メルシンから車でおよそ60km、風光明媚な海岸沿いのD400号線を走ります(約1時間)。エルデムリやメルシンからは、キズカレシ行きの定期ドルムシュが運行しています。 海岸の城は道路のすぐそばにあり、海の城は海岸から200メートル離れた場所にあります。夏には泳いで渡ることも、地元の漁師から小型ボートを借りて渡ることもできます(所要時間5~10分)。

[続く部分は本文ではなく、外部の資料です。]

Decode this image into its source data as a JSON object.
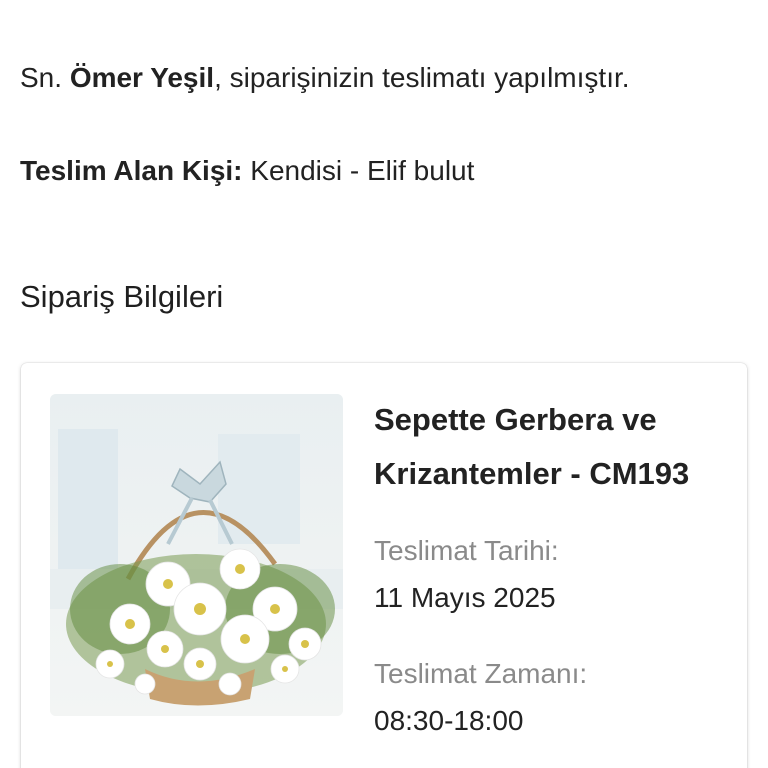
{
  "greeting": {
    "prefix": "Sn. ",
    "name": "Ömer Yeşil",
    "suffix": ", siparişinizin teslimatı yapılmıştır."
  },
  "receiver": {
    "label": "Teslim Alan Kişi:",
    "value": " Kendisi - Elif bulut"
  },
  "section": {
    "title": "Sipariş Bilgileri"
  },
  "order": {
    "product_name": "Sepette Gerbera ve Krizantemler - CM193",
    "delivery_date_label": "Teslimat Tarihi:",
    "delivery_date": "11 Mayıs 2025",
    "delivery_time_label": "Teslimat Zamanı:",
    "delivery_time": "08:30-18:00"
  }
}
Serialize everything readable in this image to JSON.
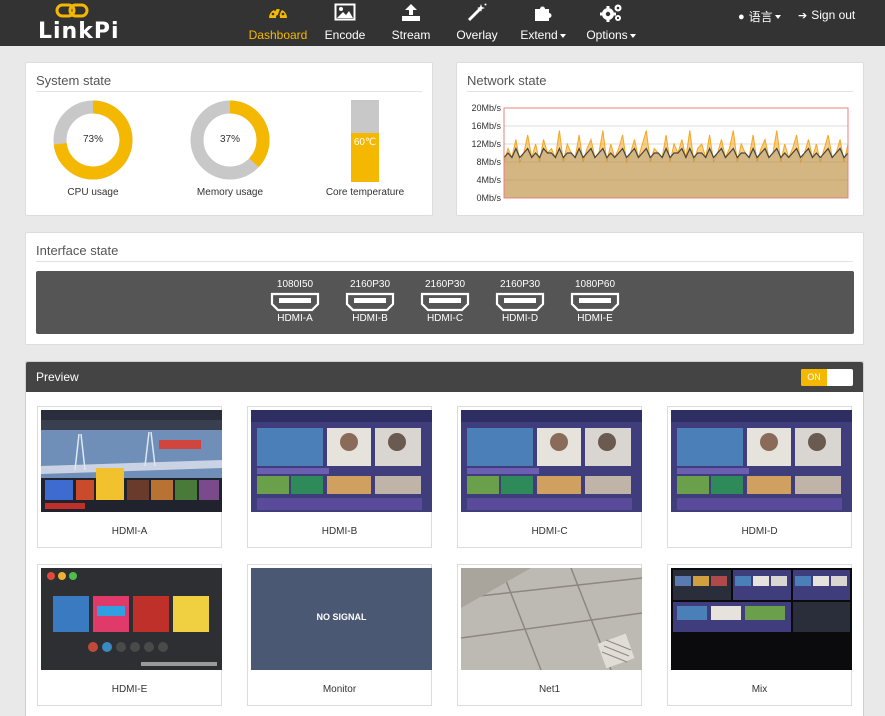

「天国と地獄(Cennet ve Cehennem)」(3km)、古代都市エライッサ・セバステ(Elaiussa Sebaste)(5km)、カンリディヴァネ(Kanlıdivane)(15km)との組み合わせも便利で、この海岸沿いのキリアキアの遺跡巡りに丸一日を費やすことができます。
旅行者へのアドバイス
ベストシーズンは4月~6月と9月~10月です。夏場のキズカレシは暑くなりますが、城のそばのビーチは営業しており、観光と海水浴を兼ねることができます。冬は雨が降ることがありますが、城自体は一年中見学可能です。
3~4時間を確保してください:海岸の城(1時間)、島への渡船(15分)、海の城(1~1.5時間)、墓地(1時間)。靴は履き物(かかとが覆われたもの)を:石が多く、要塞には手すりのない階段があります。
夏の間、キズカレシのビーチからは島行きのボートが頻繁に出航しています。運賃は安く、現地で船頭と交渉してください。夏の別の選択肢として、泳いで渡ることもできます(200メートルの穏やかな海ですが、潮流がある場合があります)。海上の城内には日陰がありませんので、水と帽子を持参してください。
写真家の方へ――キズカレシのビーチから夕暮れ時の海上の城を撮影しましょう。太陽が要塞の背後に沈み、シルエットが特にドラマチックに映ります。朝は海岸沿いの城と墓地を撮影するのに適しています。この時間帯は光が正面から当たるためです。
村にはシーフードレストランや、地元のキリキア料理を提供するカフェがたくさんあります。夏には、近隣のメルシン産セゼリェ(ニンジンのデザート)が特におすすめです。 城巡りの後は、ぜひ「Cennet ve Cehennem(天国と地獄)」にも立ち寄ってください。「天国」のクレーターへの下り坂と、その底にある古代の礼拝堂は、城巡りの体験を完璧に締めくくる印象的な光景です。